Wahrscheinlich ist das wie wenn man Picasso fragen wuerde, wie er weiss, wie viele oder wie wenige Striche noetig sind um die Essenz des Stieres darzustellen. Er hat sich halt jahrelang damit beschaeftigt, genau das rauszufinden. Und dann konnte er es umsetzen, aber eine konkrete Antwort koennte nur erklaeren wie er seinen Stier nun malt. Sie kann nicht erklaeren wie man es in irgend einem anderen Fall macht. Die einzige Antwort dafuer ist wohl: Man muss es genau so machen wie Picasso: viele, viele Versuche um selber die Essenz zu finden. Man muss es lernen zu spueren. Man muss den passenden Blick entwickeln. Man braucht die Erfahrung der vielen, vielen Fehlschlaege. Die zeigen einem den Weg.
Hier habe ich in der Praxis auch schon bemerkt, dass junge Programmierer es oft mit Prinzipientreue übertreiben (z.B. das Aufschieben von konkreten Entscheidungen in Java-Projekten, wo man manches auf Vorrat mal dynamisch hält). Erfahrene Programmierer haben hier öfters mehr Feingefühlt. Oder vielleicht werden sie auch nur bequemer, und gehen ein kleines Risiko für ein kleines Refactoring ein?
Wenn ich wuesste wie es mit dem Stil beim Programmieren so genau waere, dann wuerde ich ein Buch darueber schreiben. Ich habe wenig Hoffnung, dass das passieren wird. Ich kenne aber Buecher, die gute Hilfen sind, um es selber fuer sich rauszufinden. Das oben erwaehnte ist eines davon.
Wie du das hier machst, finde ich schon ganz gut.
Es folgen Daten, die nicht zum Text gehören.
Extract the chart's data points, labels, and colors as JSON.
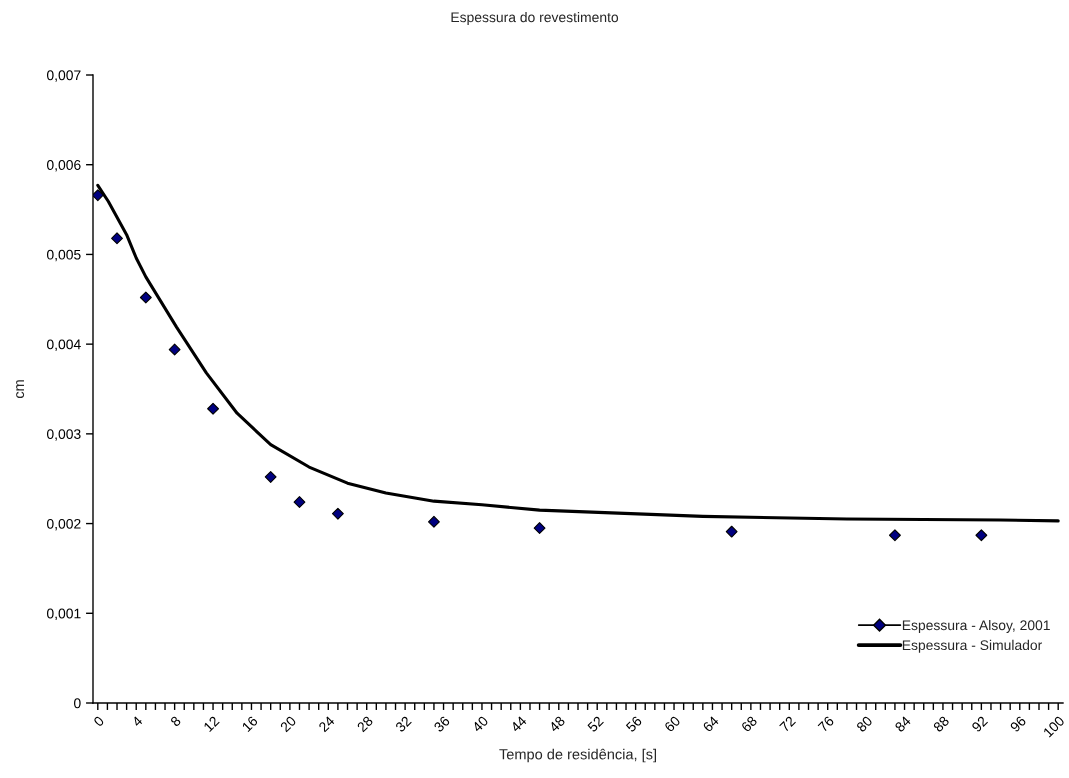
{
  "chart_data": {
    "type": "line",
    "title": "Espessura do revestimento",
    "xlabel": "Tempo de residência, [s]",
    "ylabel": "cm",
    "series": [
      {
        "name": "Espessura - Alsoy, 2001",
        "type": "scatter",
        "color": "#000080",
        "marker": "diamond",
        "x": [
          0,
          2,
          5,
          8,
          12,
          18,
          21,
          25,
          35,
          46,
          66,
          83,
          92
        ],
        "values": [
          0.00566,
          0.00518,
          0.00452,
          0.00394,
          0.00328,
          0.00252,
          0.00224,
          0.00211,
          0.00202,
          0.00195,
          0.00191,
          0.00187,
          0.00187
        ]
      },
      {
        "name": "Espessura - Simulador",
        "color": "#000000",
        "marker": "none",
        "line_style": "solid",
        "x": [
          0,
          1.1,
          3,
          4,
          5,
          8.2,
          11.3,
          14.5,
          18,
          22,
          26,
          30,
          35,
          40,
          46,
          63,
          78,
          94,
          100
        ],
        "values": [
          0.00577,
          0.00559,
          0.00522,
          0.00496,
          0.00475,
          0.00419,
          0.00368,
          0.00323,
          0.00288,
          0.00263,
          0.00245,
          0.00234,
          0.00225,
          0.00221,
          0.00215,
          0.00208,
          0.00205,
          0.00204,
          0.00203
        ]
      }
    ],
    "xlim": [
      -0.5,
      100.5
    ],
    "ylim": [
      0,
      0.007
    ],
    "yticks": [
      {
        "value": 0,
        "label": "0"
      },
      {
        "value": 0.001,
        "label": "0,001"
      },
      {
        "value": 0.002,
        "label": "0,002"
      },
      {
        "value": 0.003,
        "label": "0,003"
      },
      {
        "value": 0.004,
        "label": "0,004"
      },
      {
        "value": 0.005,
        "label": "0,005"
      },
      {
        "value": 0.006,
        "label": "0,006"
      },
      {
        "value": 0.007,
        "label": "0,007"
      }
    ],
    "xticks": [
      0,
      {
        "value": 1,
        "label": null
      },
      {
        "value": 2,
        "label": null
      },
      {
        "value": 3,
        "label": null
      },
      4,
      {
        "value": 5,
        "label": null
      },
      {
        "value": 6,
        "label": null
      },
      {
        "value": 7,
        "label": null
      },
      8,
      {
        "value": 9,
        "label": null
      },
      {
        "value": 10,
        "label": null
      },
      {
        "value": 11,
        "label": null
      },
      12,
      {
        "value": 13,
        "label": null
      },
      {
        "value": 14,
        "label": null
      },
      {
        "value": 15,
        "label": null
      },
      16,
      {
        "value": 17,
        "label": null
      },
      {
        "value": 18,
        "label": null
      },
      {
        "value": 19,
        "label": null
      },
      20,
      {
        "value": 21,
        "label": null
      },
      {
        "value": 22,
        "label": null
      },
      {
        "value": 23,
        "label": null
      },
      24,
      {
        "value": 25,
        "label": null
      },
      {
        "value": 26,
        "label": null
      },
      {
        "value": 27,
        "label": null
      },
      28,
      {
        "value": 29,
        "label": null
      },
      {
        "value": 30,
        "label": null
      },
      {
        "value": 31,
        "label": null
      },
      32,
      {
        "value": 33,
        "label": null
      },
      {
        "value": 34,
        "label": null
      },
      {
        "value": 35,
        "label": null
      },
      36,
      {
        "value": 37,
        "label": null
      },
      {
        "value": 38,
        "label": null
      },
      {
        "value": 39,
        "label": null
      },
      40,
      {
        "value": 41,
        "label": null
      },
      {
        "value": 42,
        "label": null
      },
      {
        "value": 43,
        "label": null
      },
      44,
      {
        "value": 45,
        "label": null
      },
      {
        "value": 46,
        "label": null
      },
      {
        "value": 47,
        "label": null
      },
      48,
      {
        "value": 49,
        "label": null
      },
      {
        "value": 50,
        "label": null
      },
      {
        "value": 51,
        "label": null
      },
      52,
      {
        "value": 53,
        "label": null
      },
      {
        "value": 54,
        "label": null
      },
      {
        "value": 55,
        "label": null
      },
      56,
      {
        "value": 57,
        "label": null
      },
      {
        "value": 58,
        "label": null
      },
      {
        "value": 59,
        "label": null
      },
      60,
      {
        "value": 61,
        "label": null
      },
      {
        "value": 62,
        "label": null
      },
      {
        "value": 63,
        "label": null
      },
      64,
      {
        "value": 65,
        "label": null
      },
      {
        "value": 66,
        "label": null
      },
      {
        "value": 67,
        "label": null
      },
      68,
      {
        "value": 69,
        "label": null
      },
      {
        "value": 70,
        "label": null
      },
      {
        "value": 71,
        "label": null
      },
      72,
      {
        "value": 73,
        "label": null
      },
      {
        "value": 74,
        "label": null
      },
      {
        "value": 75,
        "label": null
      },
      76,
      {
        "value": 77,
        "label": null
      },
      {
        "value": 78,
        "label": null
      },
      {
        "value": 79,
        "label": null
      },
      80,
      {
        "value": 81,
        "label": null
      },
      {
        "value": 82,
        "label": null
      },
      {
        "value": 83,
        "label": null
      },
      84,
      {
        "value": 85,
        "label": null
      },
      {
        "value": 86,
        "label": null
      },
      {
        "value": 87,
        "label": null
      },
      88,
      {
        "value": 89,
        "label": null
      },
      {
        "value": 90,
        "label": null
      },
      {
        "value": 91,
        "label": null
      },
      92,
      {
        "value": 93,
        "label": null
      },
      {
        "value": 94,
        "label": null
      },
      {
        "value": 95,
        "label": null
      },
      96,
      {
        "value": 97,
        "label": null
      },
      {
        "value": 98,
        "label": null
      },
      {
        "value": 99,
        "label": null
      },
      100
    ],
    "grid": false,
    "legend": "bottom right"
  }
}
Du analysierst deine eigene Umsetzung im Vergleich zu alternativen. (Danke bei Gelegenheit dem Korrektor, dass er dir Punkte abgezogen hat, weil er damit deine Motivation dazu angestachelt hat!) Nun solltest du die beiden Implementierungsvarianten im naechsten Projekt umsetzen und schauen was passiert, wenn du es auf die eine oder andere Weise machst. Was hat es fuer Auswirkungen und wie fuehlt es sich an? (Dafuer ist das konkrete Beispiel hier etwas zu trivial.) Ich glaube, dass es immer beides braucht: die theoretische Analyse (inkl. Argumentation und Verteidigung) und die praktische Umsetzung. In Kombination kommst du zu den Erkenntnissen und entwickelst einen Blick und ein Gefuehl fuer die Dinge.
Vielleicht ist das Problem an diesem Kurs auch, dass die einzelnen Programmieraufgaben nicht zusammenhängen. Hier möchte ich erneut den "Machine Learning"-Kurs hervorheben. Man entwickelt da z.B. eine Funktion zur Initialisierung von Gewichtsmatritzen und erhält die Dimensionsparameter dazu. Wenn man da nicht aufpasst, und konkrete Werte statt eines zur Verfügung stehenden Parameters verwendet, funktioniert zwar der nächste Schritt; bei einer späteren Wiederverwendung mit einem grösseren neuronalen Netzwerk funktioniert dann aber plötzlich gar nichts mehr, und man startet wieder auf Feld 1. In diesem Sinne macht es der isolierte und triviale Kontext schon schwierig, hier Lösungsprinzipien zu finden.
Ich stelle fest, dass es kaum moeglich ist, pauschale Aussagen zum Stil zu machen. Das ist alles hochgradig abhaengig vom Kontext. Das ist ganz grundsaetzlich ein Abwaegen in einem komplexen System. Was ich im einen Projekt sehr hilfreich finde, kann ich im anderen Projekt auch katastrophal finden. Nur die anzustebenden Ziele (sowas wie Simplicity, Clarity und Generality) bleiben gleich.
Ich hoffe, diese Gedanken -- einfach mal wild in den Raum -- bringen dir etwas. Wir koennen uns gerne thematisch auch wieder auf Teilaspekte fokussieren, nachdem ich hier eher gross ausgeholt habe.
Ich sollte vielleicht besser mal "The Practice of Programming"
fertig durcharbeiten statt auf Coursera Videokurse zu machen.
Aber ich schlafe noch einmal über dieses Thema.